Welcome to Fat Chick on a Bike

Those who know me know that I really love cycling. I've been riding for years and I'm fat. Not fat like all those cyclists who complain about how fat they are when what they mean is that they aren't skinny but, as you can see, actually fat.
It is interesting loving and participating in a sport where the body ideal is so completely different from the body I have. For example, it has taken me a long time to find a bike shop that will sell me bikes and help me maintain them in line with how much I ride and not how much I look like I ride.

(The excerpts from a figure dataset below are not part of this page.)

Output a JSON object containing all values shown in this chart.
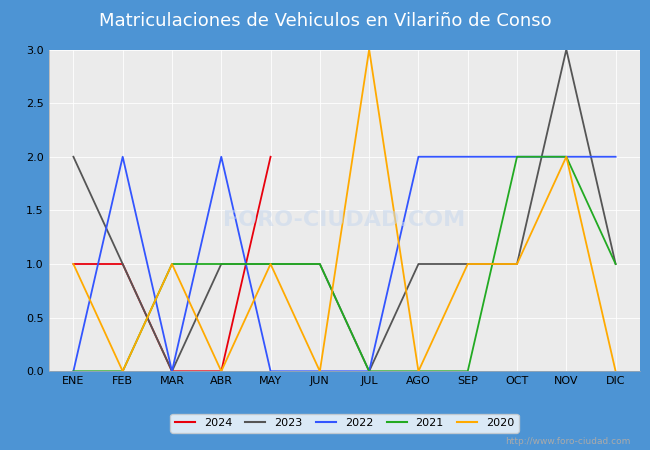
{
  "title": "Matriculaciones de Vehiculos en Vilariño de Conso",
  "months": [
    "ENE",
    "FEB",
    "MAR",
    "ABR",
    "MAY",
    "JUN",
    "JUL",
    "AGO",
    "SEP",
    "OCT",
    "NOV",
    "DIC"
  ],
  "series": {
    "2024": {
      "color": "#e8000d",
      "data": [
        1,
        1,
        0,
        0,
        2,
        null,
        null,
        null,
        null,
        null,
        null,
        null
      ]
    },
    "2023": {
      "color": "#555555",
      "data": [
        2,
        1,
        0,
        1,
        1,
        1,
        0,
        1,
        1,
        1,
        3,
        1
      ]
    },
    "2022": {
      "color": "#3355ff",
      "data": [
        0,
        2,
        0,
        2,
        0,
        0,
        0,
        2,
        2,
        2,
        2,
        2
      ]
    },
    "2021": {
      "color": "#22aa22",
      "data": [
        0,
        0,
        1,
        1,
        1,
        1,
        0,
        0,
        0,
        2,
        2,
        1
      ]
    },
    "2020": {
      "color": "#ffaa00",
      "data": [
        1,
        0,
        1,
        0,
        1,
        0,
        3,
        0,
        1,
        1,
        2,
        0
      ]
    }
  },
  "ylim": [
    0,
    3.0
  ],
  "yticks": [
    0.0,
    0.5,
    1.0,
    1.5,
    2.0,
    2.5,
    3.0
  ],
  "plot_bg": "#ebebeb",
  "title_bg": "#4d94d4",
  "title_color": "#ffffff",
  "title_fontsize": 13,
  "tick_fontsize": 8,
  "legend_fontsize": 8,
  "grid_color": "#ffffff",
  "watermark_text": "http://www.foro-ciudad.com",
  "watermark_plot": "FORO-CIUDAD.COM",
  "legend_years": [
    "2024",
    "2023",
    "2022",
    "2021",
    "2020"
  ],
  "linewidth": 1.3
}
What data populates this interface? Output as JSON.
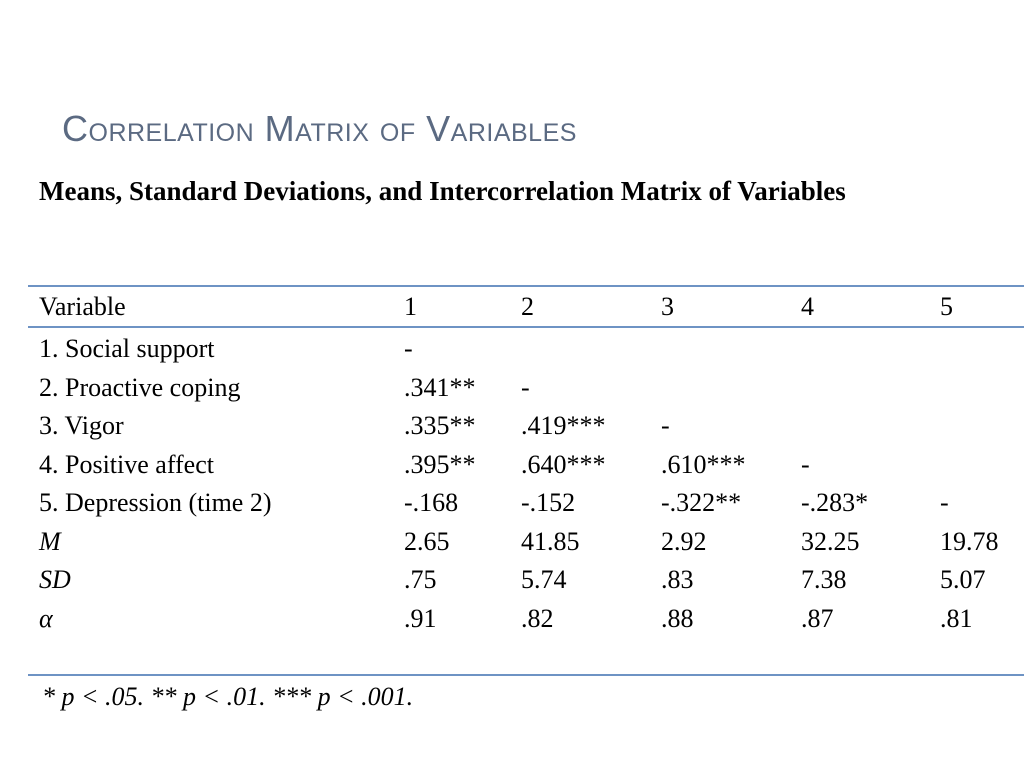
{
  "slide": {
    "title": "Correlation Matrix of Variables"
  },
  "table": {
    "caption": "Means, Standard Deviations, and Intercorrelation Matrix of Variables",
    "headers": [
      "Variable",
      "1",
      "2",
      "3",
      "4",
      "5"
    ],
    "rows": [
      {
        "label": "1. Social support",
        "label_italic": false,
        "cells": [
          "-",
          "",
          "",
          "",
          ""
        ]
      },
      {
        "label": "2. Proactive coping",
        "label_italic": false,
        "cells": [
          ".341**",
          "-",
          "",
          "",
          ""
        ]
      },
      {
        "label": "3. Vigor",
        "label_italic": false,
        "cells": [
          ".335**",
          ".419***",
          "-",
          "",
          ""
        ]
      },
      {
        "label": "4. Positive affect",
        "label_italic": false,
        "cells": [
          ".395**",
          ".640***",
          ".610***",
          "-",
          ""
        ]
      },
      {
        "label": "5. Depression (time 2)",
        "label_italic": false,
        "cells": [
          "-.168",
          "-.152",
          "-.322**",
          "-.283*",
          "-"
        ]
      },
      {
        "label": "M",
        "label_italic": true,
        "cells": [
          "2.65",
          "41.85",
          "2.92",
          "32.25",
          "19.78"
        ]
      },
      {
        "label": "SD",
        "label_italic": true,
        "cells": [
          ".75",
          "5.74",
          ".83",
          "7.38",
          "5.07"
        ]
      },
      {
        "label": "α",
        "label_italic": true,
        "cells": [
          ".91",
          ".82",
          ".88",
          ".87",
          ".81"
        ]
      }
    ],
    "footnote": "* p < .05. ** p < .01. *** p < .001."
  },
  "colors": {
    "title": "#5b6a82",
    "rule": "#6e93c4",
    "text": "#000000"
  }
}
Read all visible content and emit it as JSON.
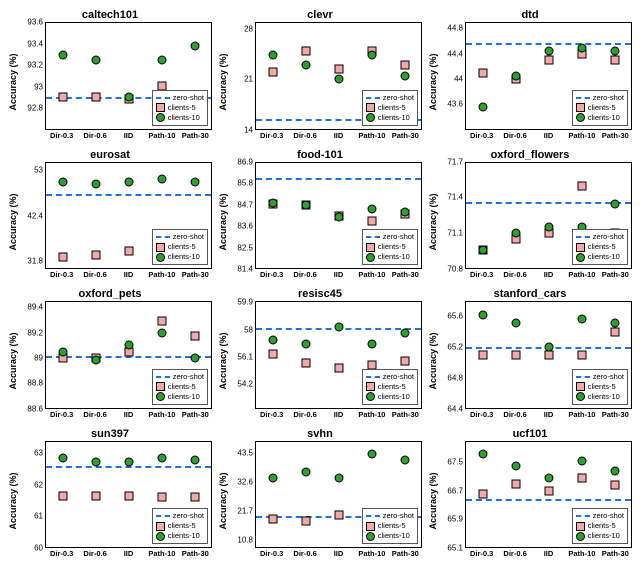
{
  "global": {
    "ylabel": "Accuracy (%)",
    "categories": [
      "Dir-0.3",
      "Dir-0.6",
      "IID",
      "Path-10",
      "Path-30"
    ],
    "legend": {
      "zero_shot": "zero-shot",
      "clients5": "clients-5",
      "clients10": "clients-10"
    },
    "colors": {
      "baseline": "#1f6fe5",
      "clients5": "#f4a9a9",
      "clients10": "#2ca02c",
      "border": "#000000",
      "label": "#000000"
    },
    "font": {
      "title_size": 11,
      "label_size": 9,
      "tick_size": 8
    }
  },
  "charts": [
    {
      "title": "caltech101",
      "ylim": [
        92.6,
        93.6
      ],
      "yticks": [
        92.8,
        93.0,
        93.2,
        93.4,
        93.6
      ],
      "baseline": 92.88,
      "clients5": [
        92.9,
        92.9,
        92.88,
        93.0,
        92.92
      ],
      "clients10": [
        93.3,
        93.25,
        92.9,
        93.25,
        93.38
      ],
      "legend_pos": "br"
    },
    {
      "title": "clevr",
      "ylim": [
        14,
        29
      ],
      "yticks": [
        14.0,
        21.0,
        28.0
      ],
      "baseline": 15.0,
      "clients5": [
        22.0,
        25.0,
        22.5,
        25.0,
        23.0
      ],
      "clients10": [
        24.5,
        23.0,
        21.0,
        24.5,
        21.5
      ],
      "legend_pos": "br"
    },
    {
      "title": "dtd",
      "ylim": [
        43.2,
        44.9
      ],
      "yticks": [
        43.6,
        44.0,
        44.4,
        44.8
      ],
      "baseline": 44.55,
      "clients5": [
        44.1,
        44.0,
        44.3,
        44.4,
        44.3
      ],
      "clients10": [
        43.55,
        44.05,
        44.45,
        44.5,
        44.45
      ],
      "legend_pos": "br"
    },
    {
      "title": "eurosat",
      "ylim": [
        30,
        55
      ],
      "yticks": [
        31.8,
        42.4,
        53.0
      ],
      "baseline": 47.0,
      "clients5": [
        32.5,
        33.0,
        34.0,
        33.0,
        32.5
      ],
      "clients10": [
        50.5,
        50.0,
        50.5,
        51.0,
        50.5
      ],
      "legend_pos": "br"
    },
    {
      "title": "food-101",
      "ylim": [
        81.4,
        86.9
      ],
      "yticks": [
        81.4,
        82.5,
        83.6,
        84.7,
        85.8,
        86.9
      ],
      "baseline": 86.0,
      "clients5": [
        84.75,
        84.7,
        84.1,
        83.85,
        84.2
      ],
      "clients10": [
        84.8,
        84.7,
        84.05,
        84.5,
        84.3
      ],
      "legend_pos": "br"
    },
    {
      "title": "oxford_flowers",
      "ylim": [
        70.8,
        71.7
      ],
      "yticks": [
        70.8,
        71.1,
        71.4,
        71.7
      ],
      "baseline": 71.35,
      "clients5": [
        70.95,
        71.05,
        71.1,
        71.5,
        71.1
      ],
      "clients10": [
        70.95,
        71.1,
        71.15,
        71.15,
        71.35
      ],
      "legend_pos": "br"
    },
    {
      "title": "oxford_pets",
      "ylim": [
        88.6,
        89.45
      ],
      "yticks": [
        88.6,
        88.8,
        89.0,
        89.2,
        89.4
      ],
      "baseline": 89.0,
      "clients5": [
        89.0,
        89.0,
        89.05,
        89.3,
        89.18
      ],
      "clients10": [
        89.05,
        88.98,
        89.1,
        89.2,
        89.0
      ],
      "legend_pos": "br"
    },
    {
      "title": "resisc45",
      "ylim": [
        52.5,
        60
      ],
      "yticks": [
        54.2,
        56.1,
        58.0,
        59.9
      ],
      "baseline": 58.0,
      "clients5": [
        56.3,
        55.7,
        55.3,
        55.5,
        55.8
      ],
      "clients10": [
        57.3,
        57.0,
        58.2,
        57.0,
        57.8
      ],
      "legend_pos": "br"
    },
    {
      "title": "stanford_cars",
      "ylim": [
        64.4,
        65.8
      ],
      "yticks": [
        64.4,
        64.8,
        65.2,
        65.6
      ],
      "baseline": 65.18,
      "clients5": [
        65.1,
        65.1,
        65.1,
        65.1,
        65.4
      ],
      "clients10": [
        65.63,
        65.52,
        65.2,
        65.58,
        65.52
      ],
      "legend_pos": "br"
    },
    {
      "title": "sun397",
      "ylim": [
        60.0,
        63.4
      ],
      "yticks": [
        60.0,
        61.0,
        62.0,
        63.0
      ],
      "baseline": 62.55,
      "clients5": [
        61.65,
        61.65,
        61.65,
        61.6,
        61.6
      ],
      "clients10": [
        62.88,
        62.75,
        62.75,
        62.88,
        62.8
      ],
      "legend_pos": "br"
    },
    {
      "title": "svhn",
      "ylim": [
        8,
        48
      ],
      "yticks": [
        10.8,
        21.7,
        32.6,
        43.5
      ],
      "baseline": 19.0,
      "clients5": [
        18.8,
        18.0,
        20.0,
        19.0,
        18.5
      ],
      "clients10": [
        34.0,
        36.5,
        34.0,
        43.3,
        41.0
      ],
      "legend_pos": "br"
    },
    {
      "title": "ucf101",
      "ylim": [
        65.1,
        68.1
      ],
      "yticks": [
        65.1,
        65.9,
        66.7,
        67.5
      ],
      "baseline": 66.4,
      "clients5": [
        66.6,
        66.9,
        66.7,
        67.05,
        66.85
      ],
      "clients10": [
        67.75,
        67.4,
        67.05,
        67.55,
        67.25
      ],
      "legend_pos": "br"
    }
  ]
}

Let me take this opportunity to give a big shout out to my bike shop Quad Cycles. They respect their customers no matter what they look like or what they're riding which is more than you can say for a lot of places.
Right now, I am training to ride the MS Society Cape Cod Getaway on June 26 & 27. This is my first time riding this ride and I will be doing it with my dear friend Stefanie on our big blue tandem. If you would like to donate to the effort just click here. We appreciate your support!
This blog will be all about my obsession with cycling and my work on my weight. I had pretty much resigned myself to always being fat no matter how little I ate and how much I exercised. I mean, seriously, I rode my bike 2000 miles last season and gained weight! But now, thanks to the recommendation of a friend, I have found a doctor that sees my weight as a treatable medical condition and not some type of personality flaw. He and I are at the beginning of the process but it seems promising. I have an appointment in early June to go over a bunch of blood work he had done so we'll see what he has to say.
So, keep pedaling and I'll see you on the road!